Journalists trained on fact-checking
A two-day training workshop to equip journalists with the skills to fact-check information and countering misinformation before publication was held in Accra last week.
The workshop, organised by Media Foundation for West Africa (MFWA) with funding from the Foreign Commonwealth and Development Office, UK brought together 26 journalists from Western, Central and Greater Accra regions.
Participants went through the various forms of misinformation, disinformation and mal-information and how to sanitise the information space due to the pervasive information disorder.
In a welcome address, the programme Manager for the Media and Good Governance, Abigail Larbi said the training was part of efforts to increase knowledge and awareness about the phenomenon of disinformation and its impact on democratic governance in Ghana.
She explained that the training has two components, with the first part exposing participants to concepts such as information disorder, fake news, Mis-disinformation, how they manifest as well as their impact on peace and democratic governance.
In the second component, participants went through some fact-checking tools to help identify and counter misinformation.
A Senior lecturer at the Department of Communication Studies at the University of Ghana, Legon, and a facilitator at the training, Dr.
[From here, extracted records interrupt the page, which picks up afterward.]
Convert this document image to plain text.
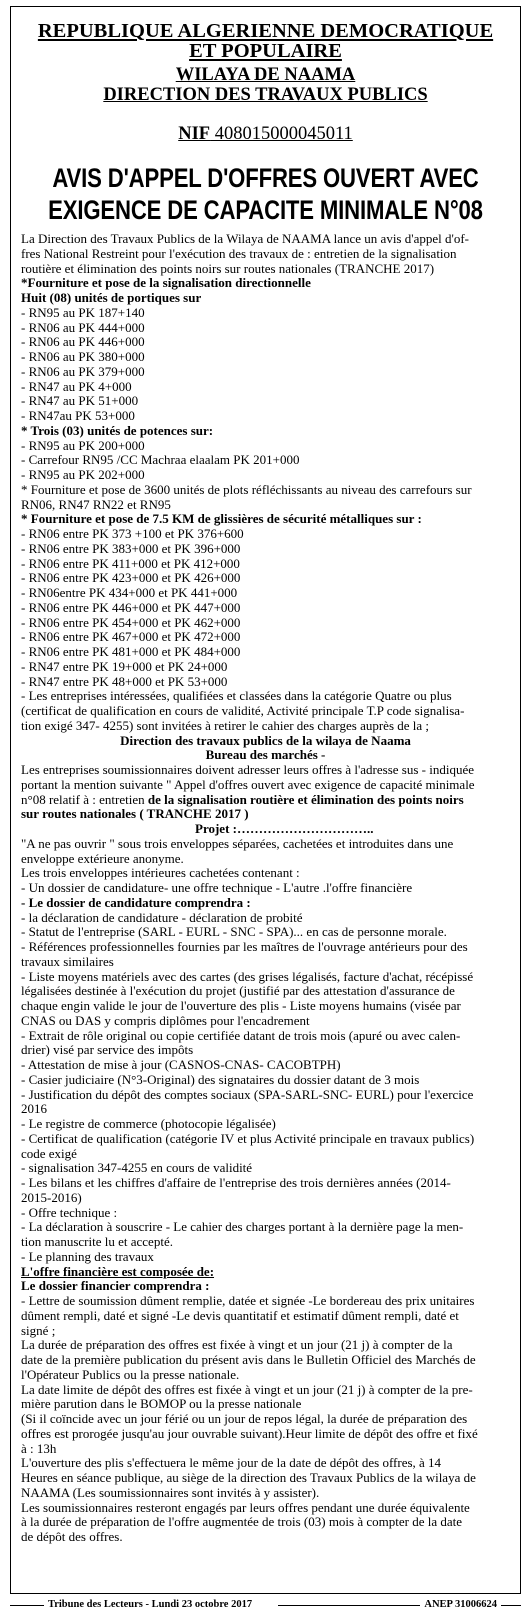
REPUBLIQUE ALGERIENNE DEMOCRATIQUE

ET POPULAIRE

WILAYA DE NAAMA

DIRECTION DES TRAVAUX PUBLICS

NIF 408015000045011

AVIS D'APPEL D'OFFRES OUVERT AVEC
EXIGENCE DE CAPACITE MINIMALE N°08

La Direction des Travaux Publics de la Wilaya de NAAMA lance un avis d'appel d'of-

fres National Restreint pour l'exécution des travaux de : entretien de la signalisation

routière et élimination des points noirs sur routes nationales (TRANCHE 2017)

*Fourniture et pose de la signalisation directionnelle

Huit (08) unités de portiques sur

- RN95 au PK 187+140

- RN06 au PK 444+000

- RN06 au PK 446+000

- RN06 au PK 380+000

- RN06 au PK 379+000

- RN47 au PK 4+000

- RN47 au PK 51+000

- RN47au PK 53+000

* Trois (03) unités de potences sur:

- RN95 au PK 200+000

- Carrefour RN95 /CC Machraa elaalam PK 201+000

- RN95 au PK 202+000

* Fourniture et pose de 3600 unités de plots réfléchissants au niveau des carrefours sur

RN06, RN47 RN22 et RN95

* Fourniture et pose de 7.5 KM de glissières de sécurité métalliques sur :

- RN06 entre PK 373 +100 et PK 376+600

- RN06 entre PK 383+000 et PK 396+000

- RN06 entre PK 411+000 et PK 412+000

- RN06 entre PK 423+000 et PK 426+000

- RN06entre PK 434+000 et PK 441+000

- RN06 entre PK 446+000 et PK 447+000

- RN06 entre PK 454+000 et PK 462+000

- RN06 entre PK 467+000 et PK 472+000

- RN06 entre PK 481+000 et PK 484+000

- RN47 entre PK 19+000 et PK 24+000

- RN47 entre PK 48+000 et PK 53+000

- Les entreprises intéressées, qualifiées et classées dans la catégorie Quatre ou plus

(certificat de qualification en cours de validité, Activité principale T.P code signalisa-

tion exigé 347- 4255) sont invitées à retirer le cahier des charges auprès de la ;

Direction des travaux publics de la wilaya de Naama

Bureau des marchés -

Les entreprises soumissionnaires doivent adresser leurs offres à l'adresse sus - indiquée

portant la mention suivante " Appel d'offres ouvert avec exigence de capacité minimale

n°08 relatif à : entretien de la signalisation routière et élimination des points noirs

sur routes nationales ( TRANCHE 2017 )

Projet :…………………………..

"A ne pas ouvrir " sous trois enveloppes séparées, cachetées et introduites dans une

enveloppe extérieure anonyme.

Les trois enveloppes intérieures cachetées contenant :

- Un dossier de candidature- une offre technique - L'autre .l'offre financière

- Le dossier de candidature comprendra :

- la déclaration de candidature - déclaration de probité

- Statut de l'entreprise (SARL - EURL - SNC - SPA)... en cas de personne morale.

- Références professionnelles fournies par les maîtres de l'ouvrage antérieurs pour des

travaux similaires

- Liste moyens matériels avec des cartes (des grises légalisés, facture d'achat, récépissé

légalisées destinée à l'exécution du projet (justifié par des attestation d'assurance de

chaque engin valide le jour de l'ouverture des plis - Liste moyens humains (visée par

CNAS ou DAS y compris diplômes pour l'encadrement

- Extrait de rôle original ou copie certifiée datant de trois mois (apuré ou avec calen-

drier) visé par service des impôts

- Attestation de mise à jour (CASNOS-CNAS- CACOBTPH)

- Casier judiciaire (N°3-Original) des signataires du dossier datant de 3 mois

- Justification du dépôt des comptes sociaux (SPA-SARL-SNC- EURL) pour l'exercice

2016

- Le registre de commerce (photocopie légalisée)

- Certificat de qualification (catégorie IV et plus Activité principale en travaux publics)

code exigé

- signalisation 347-4255 en cours de validité

- Les bilans et les chiffres d'affaire de l'entreprise des trois dernières années (2014-

2015-2016)

- Offre technique :

- La déclaration à souscrire - Le cahier des charges portant à la dernière page la men-

tion manuscrite lu et accepté.

- Le planning des travaux

L'offre financière est composée de:

Le dossier financier comprendra :

- Lettre de soumission dûment remplie, datée et signée -Le bordereau des prix unitaires

dûment rempli, daté et signé -Le devis quantitatif et estimatif dûment rempli, daté et

signé ;

La durée de préparation des offres est fixée à vingt et un jour (21 j) à compter de la

date de la première publication du présent avis dans le Bulletin Officiel des Marchés de

l'Opérateur Publics ou la presse nationale.

La date limite de dépôt des offres est fixée à vingt et un jour (21 j) à compter de la pre-

mière parution dans le BOMOP ou la presse nationale

(Si il coïncide avec un jour férié ou un jour de repos légal, la durée de préparation des

offres est prorogée jusqu'au jour ouvrable suivant).Heur limite de dépôt des offre et fixé

à : 13h

L'ouverture des plis s'effectuera le même jour de la date de dépôt des offres, à 14

Heures en séance publique, au siège de la direction des Travaux Publics de la wilaya de

NAAMA (Les soumissionnaires sont invités à y assister).

Les soumissionnaires resteront engagés par leurs offres pendant une durée équivalente

à la durée de préparation de l'offre augmentée de trois (03) mois à compter de la date

de dépôt des offres.

Tribune des Lecteurs - Lundi 23 octobre 2017	ANEP 31006624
Gilbert Tietaah, said the scale of misinformation being circulated had increased in recent times following growing technology and dynamism in journalism.
He therefore urged journalists to be circumspect in their reportage by fact-checking information in all spheres especially before publication.
For his part, the Lead of Fact Check Ghana, Kweku Krobea Asante took the journalists through the most important contemporary tools used for fact-checking and verification.
He guided participants in creating fact-checked investigations, news, and reports. The participants had a chance to discuss specific ideas for creating accurate content and got familiar with precise sources to use in their production.
He explained that Fact-checking is the process of checking the accuracy of the information before publishing the story followed by checking the statements of certain actors.
“Fact-checking is part of journalists’ work. You as a journalist can be a fact-checker and a fact-checker can be a journalist. But the process of fact-checking is constantly trying to question the information that you have received or that you have heard and trying to find relevant sources either to confirm or debunk that information,” he said.